Responding to the reader
Are glutathione supplements effective?
AHFMR researcher Dr. Elaine Leslie provides some answers.
Story by Connie Bryson/Illustration by Genevieve Simms
About this feature
AHFMR frequently receives letters requesting information about Heritage research or about various medical conditions. "Responding to the reader" is a Research News feature intended to provide up-to-date information related to readers' questions, with the help of experts in the Alberta research community. AHFMR cannot provide medical advice, however; please consult your family physician about your specific health concerns.
You don't have to look very hard for websites that tout the benefits of taking glutathione as a dietary supplement. If you believe the hype, glutathione supplements can slow down aging, help you lose weight, lower blood pressure, and treat a host of conditions including infertility, cancer, cataracts, and Alzheimer's disease.
Time for a reality check, says AHFMR Scholar Dr. Elaine Leslie, who does research on glutathione at the University of Alberta. While she agrees that glutathione is a very important molecule-it is found in all our cells, where it acts as a mop for neutralizing toxins-there's a catch when it comes to glutathione supplementation. "We have a lot of glutathione in our cells; our cells can synthesize it, and there's no need for more," she says. "And besides, glutathione that we eat is not absorbed well across the digestive tract."
Dr. Leslie notes, however, that in certain situations the stores of glutathione in our cells become depleted. This happens, for example, in one of the most common poisonings worldwide: acetaminophen (e.g.,Tylenol) overdose. In such cases, patients are treated with a form of glutathione that is more easily absorbed than glutathione itself, allowing its production to return to normal.
In her research, Dr. Leslie studies how toxins are processed in, and removed from, cells. Her major interest is arsenic, a heavy metal that occurs naturally in soil. It can be found in high concentrations in tailings, the materials left over after mining certain ores, including gold. Arsenic causes many problems associated with groundwater contamination, especially in developing nations. Worldwide, millions of people are exposed to concentrations of arsenic in drinking water that exceed the World Health Organization standard.
Glutathione and arsenic form a compound that is more easily excreted from cells than arsenic on its own.
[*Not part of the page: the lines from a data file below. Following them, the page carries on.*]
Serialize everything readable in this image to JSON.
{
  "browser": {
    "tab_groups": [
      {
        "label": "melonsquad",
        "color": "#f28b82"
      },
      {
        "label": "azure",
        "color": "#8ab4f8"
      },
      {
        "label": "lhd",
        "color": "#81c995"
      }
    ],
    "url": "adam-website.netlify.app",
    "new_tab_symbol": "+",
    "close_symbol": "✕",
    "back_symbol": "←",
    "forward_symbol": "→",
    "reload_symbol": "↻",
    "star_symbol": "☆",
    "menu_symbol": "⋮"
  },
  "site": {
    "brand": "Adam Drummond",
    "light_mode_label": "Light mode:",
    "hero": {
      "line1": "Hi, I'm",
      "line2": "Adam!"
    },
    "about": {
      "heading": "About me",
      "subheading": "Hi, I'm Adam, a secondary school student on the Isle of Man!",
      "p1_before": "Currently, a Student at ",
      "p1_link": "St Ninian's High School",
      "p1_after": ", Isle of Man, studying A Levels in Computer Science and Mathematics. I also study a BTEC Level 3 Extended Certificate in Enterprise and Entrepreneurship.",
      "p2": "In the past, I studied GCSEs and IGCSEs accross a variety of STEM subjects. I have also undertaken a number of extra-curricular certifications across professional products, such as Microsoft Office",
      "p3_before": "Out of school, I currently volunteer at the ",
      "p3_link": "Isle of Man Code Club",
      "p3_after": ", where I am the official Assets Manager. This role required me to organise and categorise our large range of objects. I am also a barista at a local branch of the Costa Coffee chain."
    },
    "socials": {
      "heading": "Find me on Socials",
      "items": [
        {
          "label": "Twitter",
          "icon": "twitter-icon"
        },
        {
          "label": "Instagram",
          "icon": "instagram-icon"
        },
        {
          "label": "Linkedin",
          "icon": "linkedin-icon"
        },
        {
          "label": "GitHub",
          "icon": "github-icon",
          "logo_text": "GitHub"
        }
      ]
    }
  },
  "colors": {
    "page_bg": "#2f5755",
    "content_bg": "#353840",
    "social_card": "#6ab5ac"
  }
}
But it's not known exactly how this happens. In her post-doctoral research, Dr. Leslie identified an enzyme that is involved in the formation of the compound, and some of her current research follows up on this finding.
"Right now this is basic research," says Dr. Leslie. "We still need to understand exactly how arsenic interacts with glutathione and enzymes. But if we find that a certain enzyme is key to the formation of the arsenic-glutathione compound, this could be a route to making detoxification happen more quickly."
Genetic differences in the production of the enzyme could make some people more susceptible to arsenic poisoning than others. Further knowledge on this subject could be very important in the field of cancer treatment: Arsenic trioxide is used in some types of chemotherapies. Early identification of patients who are particularly susceptible to arsenic toxicity would allow physicians to choose a different treatment.
The study of membranes
Dr. Elaine Leslie is a member of a large group of researchers at the University of Alberta who share an interest in membranes-the borders that enclose cells. Established in 1991, the Membrane Protein Research Group now has 13 faculty members, 30 graduate students, 13 postdoctoral fellows, and 18 technicians and research associates.
Why study membranes? To the group's director, AHFMR Scientist Dr. Joe Casey, the answer is obvious: "Membranes are the dividing line between life and death. Life goes on inside the cell; there's no life outside the cell. Membranes control what goes into the cell and what comes out of it, they also pass information into the cell."
The group investigates transporters of different molecules and ions across membranes, protein movements across membranes, protein folding, and the role of membrane-associated proteins in controlling cell growth and cellular communication. Their research has implications for a wide range of conditions, including heart disease, cancer, eye diseases, kidney diseases, cystic fibrosis, muscular dystrophy, and Alzheimer's disease.
"And that's just a sampling," notes Dr. Casey. "The list is so long because any dysfunction in membrane structure or function has serious consequences for the normal functioning of cells and can lead to disease."
AHFMR Scientist Dr. Joe Casey is a full professor in the departments of Physiology and Biochemistry, part of the Faculty of Medicine and Dentistry at the University of Alberta.